Glenn Hunter Palmer, Jr., September 7, 1928-October 1, 2020 was born in Pasadena, California into a military family. As a child his family was deployed abroad to China and the Philippines. Glenn met his future wife, Margaret (Maggie) Warner in high school, while living in Virginia. In addition to Maggie, with whom he had been married for 68 years, he is survived by his son, Glenn, III and his daughter-in-law, Tamar, of State College, PA, and his three grandchildren, Hunter, Einav, and Ethan. He was preceded in death by his son, Randall (Randy), in 1995.

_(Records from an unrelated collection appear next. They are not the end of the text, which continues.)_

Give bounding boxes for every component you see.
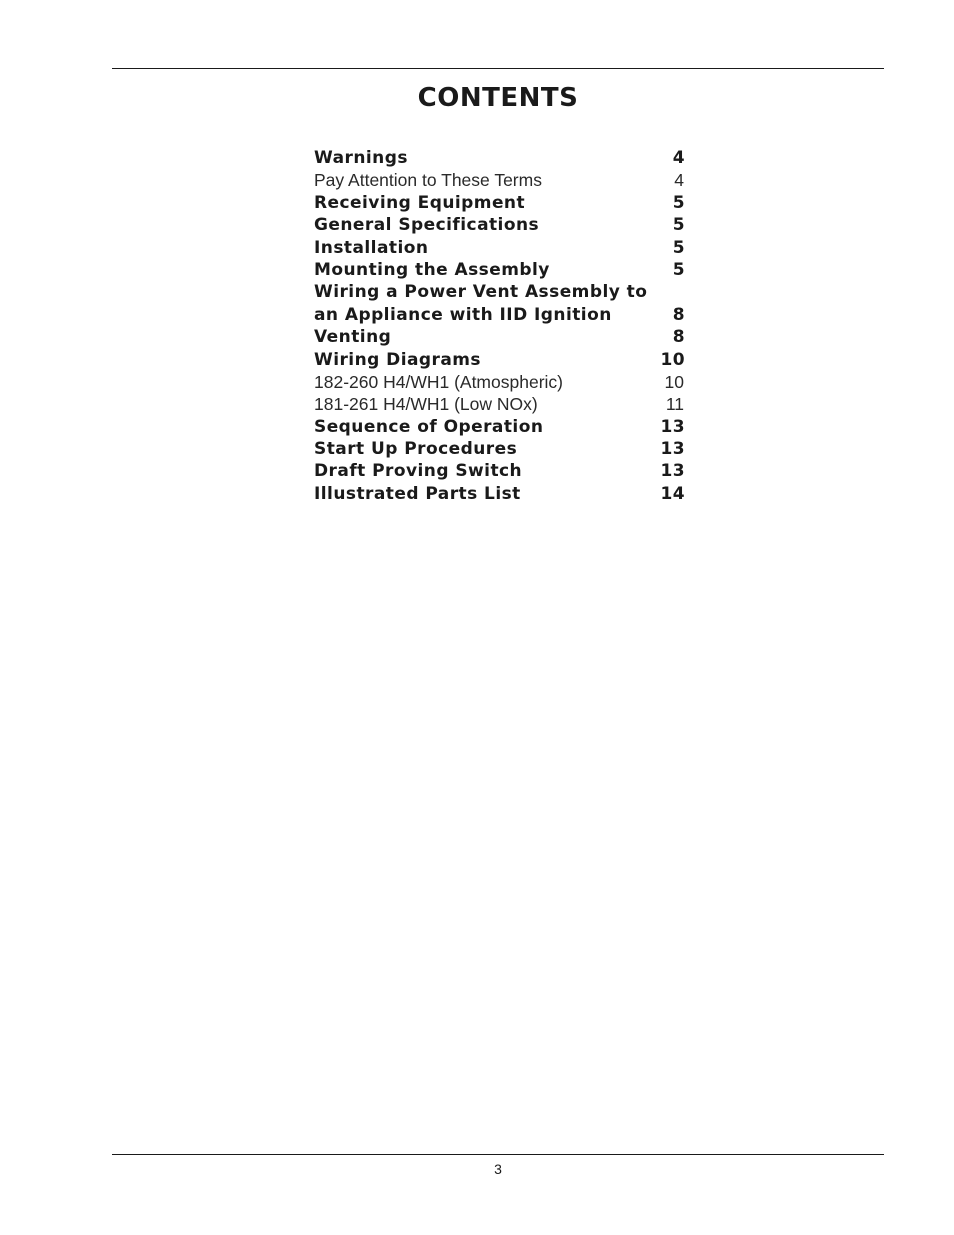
toc-entry-text: Warnings xyxy=(314,148,408,168)
toc-entry-page: 13 xyxy=(660,439,685,460)
toc-entry xyxy=(314,259,685,281)
toc-entry-text: Wiring a Power Vent Assembly to xyxy=(314,282,648,303)
toc-subentry xyxy=(314,169,685,191)
toc-entry xyxy=(314,326,685,348)
bottom-rule xyxy=(112,1154,884,1155)
toc-entry xyxy=(314,214,685,236)
toc-entry-text: Pay Attention to These Terms xyxy=(314,170,542,191)
toc-entry-text: Draft Proving Switch xyxy=(314,461,523,482)
toc-entry xyxy=(314,147,685,169)
toc-entry-page: 4 xyxy=(674,170,684,191)
toc-entry-text: Sequence of Operation xyxy=(314,416,544,437)
toc-entry xyxy=(314,416,685,438)
toc-entry-text: 181-261 H4/WH1 (Low NOx) xyxy=(314,394,538,415)
toc-entry-page: 10 xyxy=(660,349,685,370)
toc-entry-text: Wiring Diagrams xyxy=(314,349,481,370)
toc-entry-page: 5 xyxy=(672,237,685,258)
toc-entry xyxy=(314,438,685,460)
toc-entry-page: 5 xyxy=(672,215,685,236)
table-of-contents xyxy=(314,147,685,505)
toc-entry-page: 8 xyxy=(672,304,685,325)
toc-entry xyxy=(314,192,685,214)
toc-entry-page: 13 xyxy=(660,416,685,437)
toc-entry-page: 14 xyxy=(660,483,685,504)
toc-entry-text: Illustrated Parts List xyxy=(314,483,521,504)
toc-entry xyxy=(314,349,685,371)
toc-entry xyxy=(314,304,685,326)
toc-entry xyxy=(314,483,685,505)
page-title: CONTENTS xyxy=(417,83,579,113)
toc-entry-page: 13 xyxy=(660,461,685,482)
toc-entry-text: an Appliance with IID Ignition xyxy=(314,304,612,325)
page-number: 3 xyxy=(494,1161,502,1177)
toc-entry-page: 5 xyxy=(672,192,685,213)
toc-entry-page: 10 xyxy=(664,371,684,392)
toc-entry-page: 5 xyxy=(672,259,685,280)
toc-entry-text: General Specifications xyxy=(314,215,540,236)
toc-entry-text: Receiving Equipment xyxy=(314,192,526,213)
toc-subentry xyxy=(314,371,685,393)
toc-entry xyxy=(314,237,685,259)
toc-entry xyxy=(314,281,685,303)
toc-entry-text: 182-260 H4/WH1 (Atmospheric) xyxy=(314,371,563,392)
toc-entry-text: Start Up Procedures xyxy=(314,439,518,460)
toc-entry-text: Installation xyxy=(314,237,429,258)
toc-entry-page: 4 xyxy=(672,148,685,168)
top-rule xyxy=(112,68,884,69)
toc-entry-text: Venting xyxy=(314,327,392,348)
toc-entry-text: Mounting the Assembly xyxy=(314,259,550,280)
toc-entry-page: 11 xyxy=(665,394,684,415)
toc-entry-page: 8 xyxy=(672,327,685,348)
toc-entry xyxy=(314,460,685,482)
toc-subentry xyxy=(314,393,685,415)
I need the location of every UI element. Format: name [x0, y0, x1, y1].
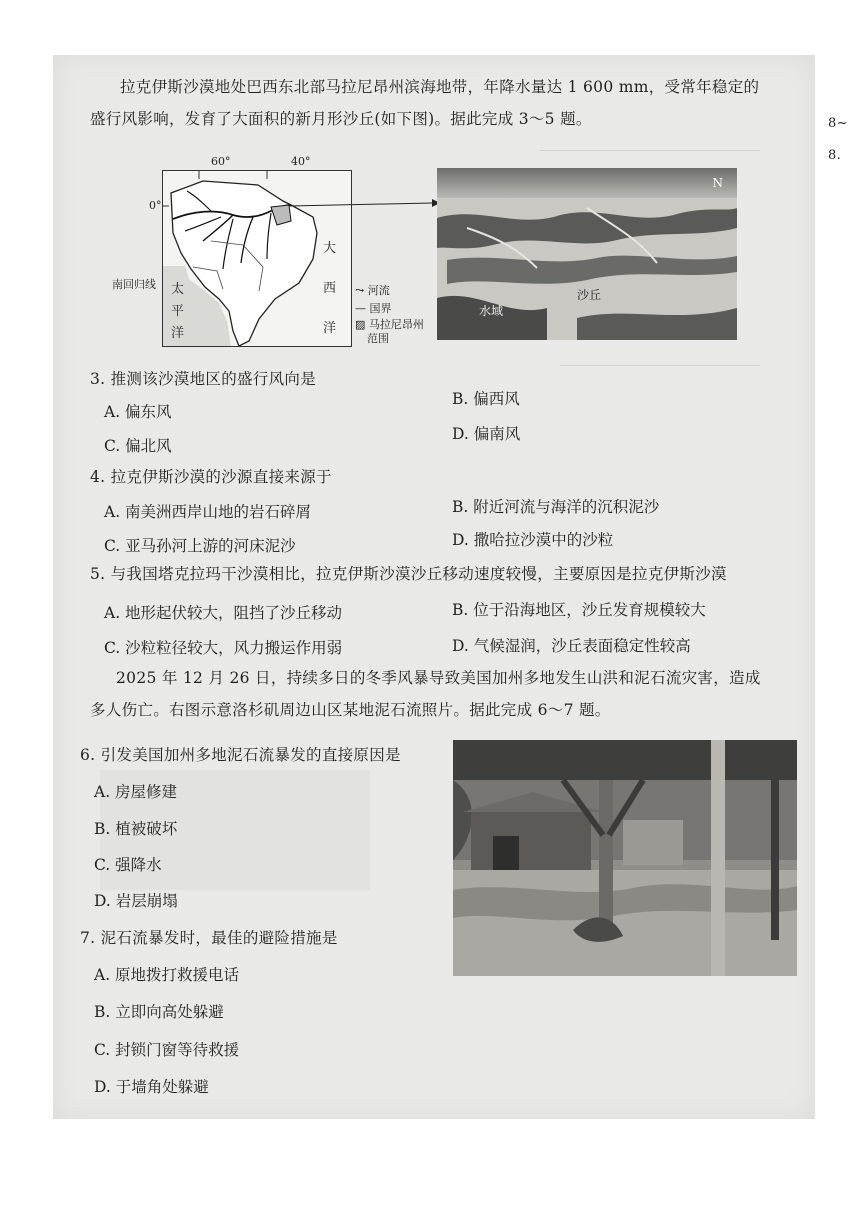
q5-option-c: C. 沙粒粒径较大，风力搬运作用弱 — [104, 639, 343, 657]
legend-river: ⤳ 河流 — [355, 284, 390, 297]
q6-option-a: A. 房屋修建 — [94, 783, 178, 801]
mudslide-photo — [453, 740, 797, 976]
q5-option-a: A. 地形起伏较大，阻挡了沙丘移动 — [104, 604, 343, 622]
lon-40-label: 40° — [291, 155, 311, 168]
q3-option-a: A. 偏东风 — [104, 403, 172, 421]
legend-border: — 国界 — [355, 302, 392, 315]
water-label: 水域 — [479, 304, 504, 318]
dune-photo — [437, 168, 737, 340]
hatch-symbol-icon: ▨ — [355, 318, 366, 331]
q5-stem: 5. 与我国塔克拉玛干沙漠相比，拉克伊斯沙漠沙丘移动速度较慢，主要原因是拉克伊斯沙漠 — [90, 565, 727, 583]
intro-2-line1: 2025 年 12 月 26 日，持续多日的冬季风暴导致美国加州多地发生山洪和泥石流灾害，造成 — [116, 669, 761, 687]
q7-option-a: A. 原地拨打救援电话 — [94, 966, 240, 984]
q6-option-d: D. 岩层崩塌 — [94, 892, 178, 910]
q4-option-d: D. 撒哈拉沙漠中的沙粒 — [452, 531, 614, 549]
q3-option-d: D. 偏南风 — [452, 425, 521, 443]
lat-0-label: 0° — [149, 199, 162, 212]
q7-stem: 7. 泥石流暴发时，最佳的避险措施是 — [80, 929, 338, 947]
river-symbol-icon: ⤳ — [355, 284, 365, 297]
q7-option-b: B. 立即向高处躲避 — [94, 1003, 224, 1021]
map-to-photo-arrow — [290, 196, 440, 216]
q6-stem: 6. 引发美国加州多地泥石流暴发的直接原因是 — [80, 746, 401, 764]
north-arrow-icon: N — [712, 176, 723, 190]
dune-label: 沙丘 — [577, 288, 602, 302]
lon-60-label: 60° — [211, 155, 231, 168]
q4-stem: 4. 拉克伊斯沙漠的沙源直接来源于 — [90, 468, 332, 486]
q7-option-d: D. 于墙角处躲避 — [94, 1078, 209, 1096]
q3-stem: 3. 推测该沙漠地区的盛行风向是 — [90, 370, 317, 388]
q3-option-b: B. 偏西风 — [452, 390, 520, 408]
q3-option-c: C. 偏北风 — [104, 437, 172, 455]
intro-1-line2: 盛行风影响，发育了大面积的新月形沙丘(如下图)。据此完成 3～5 题。 — [90, 110, 592, 128]
q4-option-b: B. 附近河流与海洋的沉积泥沙 — [452, 498, 660, 516]
intro-2-line2: 多人伤亡。右图示意洛杉矶周边山区某地泥石流照片。据此完成 6～7 题。 — [90, 701, 611, 719]
legend-region: ▨ 马拉尼昂州 范围 — [355, 318, 424, 345]
border-symbol-icon: — — [355, 302, 366, 315]
q5-option-d: D. 气候湿润，沙丘表面稳定性较高 — [452, 637, 691, 655]
q7-option-c: C. 封锁门窗等待救援 — [94, 1041, 240, 1059]
mudslide-photo-drawing — [453, 740, 797, 976]
intro-1-line1: 拉克伊斯沙漠地处巴西东北部马拉尼昂州滨海地带，年降水量达 1 600 mm，受常年稳定的 — [120, 78, 760, 96]
q4-option-a: A. 南美洲西岸山地的岩石碎屑 — [104, 503, 312, 521]
atlantic-label: 大 西 洋 — [323, 241, 337, 336]
q6-option-b: B. 植被破坏 — [94, 820, 178, 838]
margin-fragment-a: 8~ — [828, 116, 848, 131]
tropic-label: 南回归线 — [112, 278, 156, 291]
q6-option-c: C. 强降水 — [94, 856, 162, 874]
pacific-label: 太 平 洋 — [171, 282, 185, 341]
q5-option-b: B. 位于沿海地区，沙丘发育规模较大 — [452, 601, 706, 619]
margin-fragment-b: 8. — [828, 148, 842, 163]
q4-option-c: C. 亚马孙河上游的河床泥沙 — [104, 537, 296, 555]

A graduate of West Point, class of ‘52, Glenn completed 28 years of Regular Army, National Guard and Army Reserve service, serving two tours in Korea and Japan, retiring as a Lt. Colonel. Glenn had a second career with Caterpillar Tractor Co. His service and work took him and his family around the globe, from TX to Japan, Oklahoma, Illinois, California, Washington State, Minnesota, and Geneva, Switzerland.
Upon retirement in 1985, Glenn began his third career, as a gardener and naturalist, serving as a horticulturalist for a few years at the Peoria, Illinois, zoo. He loved the natural living world and dedicated his later life to caring for plants and sharing his knowledge and experience with others.
A resident of Asheville since 1989, Glenn served multiple terms as president of the Botanical Gardens of Asheville and served as a member of other boards and committees. He volunteered at the Western North Carolina Nature Center, and was active in the North Carolina Cooperative Extension Master Gardener Program and the North Carolina Arboretum. For 12 years he was the primary writer for a weekly column that appeared in the Asheville Citizen-Times, “Ask a Gardener” and had a TV spot on WLOS by the same name. In 2013 he was named North Carolina’s Master Gardener of the Year. He had a deep curiosity and was a life-long learner, turning his attention to new areas of research – from invasive plants to firescaping to the challenges of gardening in the beautiful mountains of North Carolina.
Glenn passed away on the 25th anniversary of his son’s death. We like to imagine them together again, sharing Sierra Nevada Torpedo ales (Randy’s cold, Glenn’s room temperature).
In lieu of flowers, one may want to consider donations to the Botanical Gardens of Asheville or a charity of one’s choice.